Being Black in Silicon Valley — and Alaska, Atlanta, & NYC

If you’ve ever felt like an outsider in your workplace, you’ll relate to Erica Joy’s sobering look back on her career (so far) in tech, which has spanned several states and environments and contained both overt racism and more subtle trials that eroded her day by day.

On the team in New York, I was once again the only black woman. I did what I thought I had to do to survive in the environment. I once again donned the uniform to fit in. Jeans, “unisex” t-shirt, Timbuk2 messenger bag. I stayed late playing multiplayer Battlefield, I quickly learned a bunch of classic rock songs so I could play Rock Band and Guitar Hero with the team, I don’t like beer so I went out to beer taverns and drank water. I remember asking if we could do other outings that didn’t include beer and getting voted down. I continued to lose myself for the sake of being included amongst my coworkers. We worked a lot then, so my team became my social life and I never hung out with many others. When I left New York to move to Mountain View, I didn’t abandon my life in the way that I did when I left Atlanta. I just put down the life I’d picked up from others.

The piece works as a very clear explanation of her very specific experience; it also triggered, for me, various bitter — though, of course, not nearly as insidious — memories. Like my year of being a “girl,” fresh out of college, in a fast-paced, self-important talent agency where the vast majority of the people in power, including all of my bosses, were “men,” and men who liked to curse and scream and make sexist jokes, at that.

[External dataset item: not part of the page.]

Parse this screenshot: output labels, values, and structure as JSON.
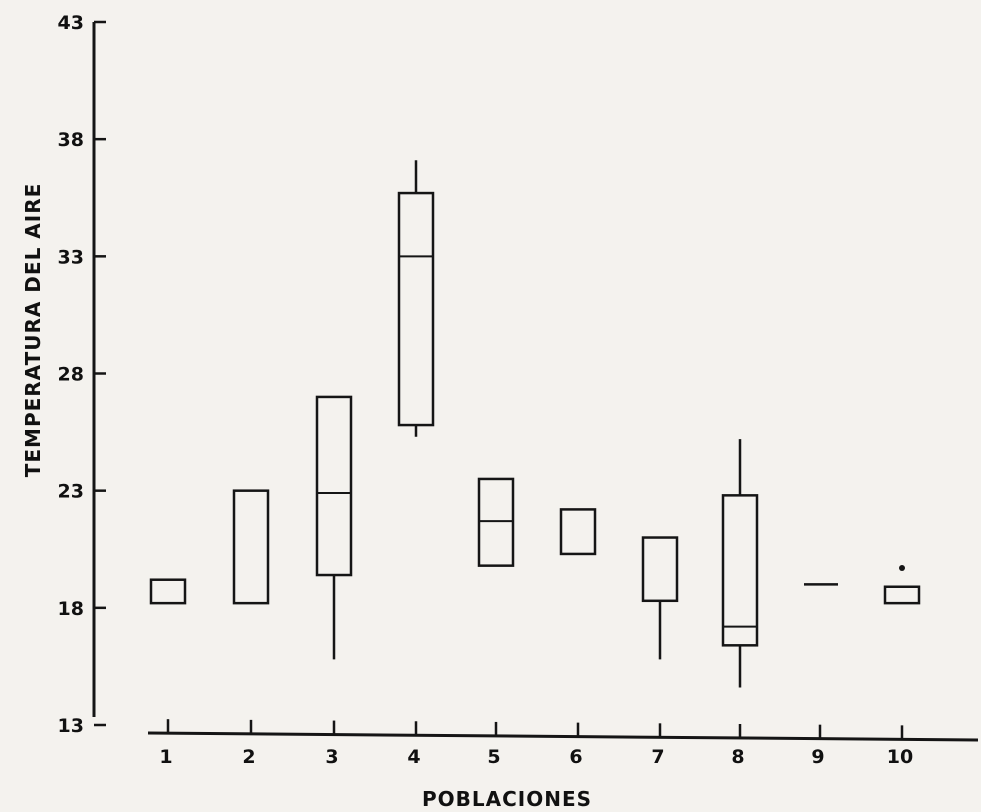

Mostly, though, it made my heart hurt, and in a world in which people are not generally empathetic across racial lines, that feels important. It reminded me of a conversation I once had with a dude, who told me he’d been the only black guy at his prep school. “Was that hard?” I asked him. He gave me a half-smile and said, “Only when things went missing.”

History lesson! Elizabeth Eckford, of the Little Rock Nine, went on to college and to work in a bank and still lives in Little Rock.